16/07/2014 07:19 EDT | Actualisé 15/09/2014 05:12 EDT

Deux instituts de sondage qui avaient annoncé la victoire de l'ex-général Prabowo Subianto à l'élection présidentielle très disputée le 9 juillet en Indonésie ont été censurés après avoir refusé un audit, a indiqué mercredi l'association des principaux sondeurs du pays.

L'annonce des estimations après la clôture du scrutin avait déclenché une vive controverse, les deux candidats, Prabowo Subianto, et le gouverneur de Jakarta, Joko Widodo, se déclarant vainqueurs en s'appuyant sur des données fournies par différents instituts, basées sur des échantillons de bulletins de vote.

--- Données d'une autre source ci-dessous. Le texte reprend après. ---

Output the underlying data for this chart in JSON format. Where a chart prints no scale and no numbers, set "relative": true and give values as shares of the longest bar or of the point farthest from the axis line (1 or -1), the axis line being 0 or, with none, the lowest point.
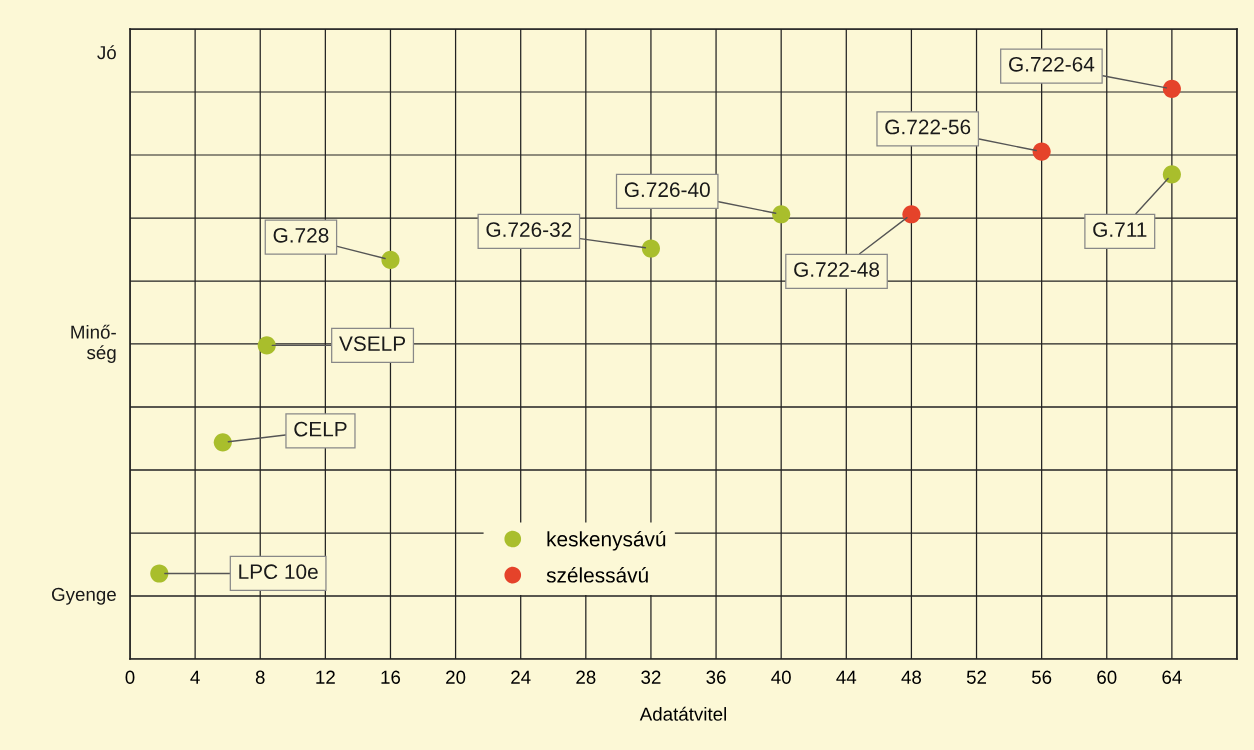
{
  "chart_data": {
    "type": "scatter",
    "xlabel": "Adatátvitel",
    "xlim": [
      0,
      68
    ],
    "xticks": [
      0,
      4,
      8,
      12,
      16,
      20,
      24,
      28,
      32,
      36,
      40,
      44,
      48,
      52,
      56,
      60,
      64,
      {
        "value": 68,
        "label": null
      }
    ],
    "relative": true,
    "grid": true,
    "marker": "circle",
    "legend": "bottom",
    "series": [
      {
        "name": "keskenysávú",
        "color": "#a9be2c",
        "x": [
          1.8,
          5.7,
          8.4,
          16,
          32,
          40,
          64
        ],
        "values": [
          0.15,
          0.38,
          0.55,
          0.7,
          0.72,
          0.78,
          0.85
        ]
      },
      {
        "name": "szélessávú",
        "color": "#e5432a",
        "x": [
          48,
          56,
          64
        ],
        "values": [
          0.78,
          0.89,
          1
        ]
      }
    ],
    "annotations": [
      {
        "text": "LPC 10e",
        "x": 1.8,
        "y": 0.15
      },
      {
        "text": "CELP",
        "x": 5.7,
        "y": 0.38
      },
      {
        "text": "VSELP",
        "x": 8.4,
        "y": 0.55
      },
      {
        "text": "G.728",
        "x": 16,
        "y": 0.7
      },
      {
        "text": "G.726-32",
        "x": 32,
        "y": 0.72
      },
      {
        "text": "G.726-40",
        "x": 40,
        "y": 0.78
      },
      {
        "text": "G.722-48",
        "x": 48,
        "y": 0.78
      },
      {
        "text": "G.722-56",
        "x": 56,
        "y": 0.89
      },
      {
        "text": "G.722-64",
        "x": 64,
        "y": 1
      },
      {
        "text": "G.711",
        "x": 64,
        "y": 0.85
      },
      "Jó",
      "Minő-\nség",
      "Gyenge"
    ]
  }
}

Depuis, les accusations de tricherie de part et d'autre se multiplient, alors que le décompte se poursuit et que les résultats officiels de ce scrutin, le plus crucial depuis la chute du dictateur Suharto en 1998, seront annoncés seulement le 22 juillet.

Cette association de sondeurs a donc décidé de convoquer ses neuf membres afin de procéder dans l'immédiat à un audit pour vérifier la fiabilité des estimations rendues publiques.

Mais les deux instituts ayant annoncé la victoire de Prabowo, Puskaptis et JSI, ont décliné: "s'ils refusent, c'est qu'ils ont quelque chose à cacher", a déclaré Hamdi Muluk, membre du conseil d'éthique de l'association respectée dans la troisième démocratie du monde.

"Puskaptis et JSI ont violé les codes de l'éthique et sont expulsés de l'association", a déclaré un autre responsable, Hari Wijayanto.

En revanche, les sept instituts qui avaient annoncé la victoire de Joko Widodo, surnommé Jokowi, avec près de 53% des suffrages, contre un peu plus de 47% pour son rival, ont accepté de se soumettre à un audit, selon l'association.

Prabowo, un ancien général controversé, avait refusé de concéder la défaite.

Jamais un scrutin n'a été aussi disputé dans la jeune démocratie indonésienne. Jokowi, issu d'un milieu modeste et très populaire, entend poursuivre les réformes démocratiques, tandis que Prabowo, un nationaliste venant de l'élite politico-militaire et ex-gendre de Suharto, fait craindre un retour à l'autoritarisme, selon des observateurs.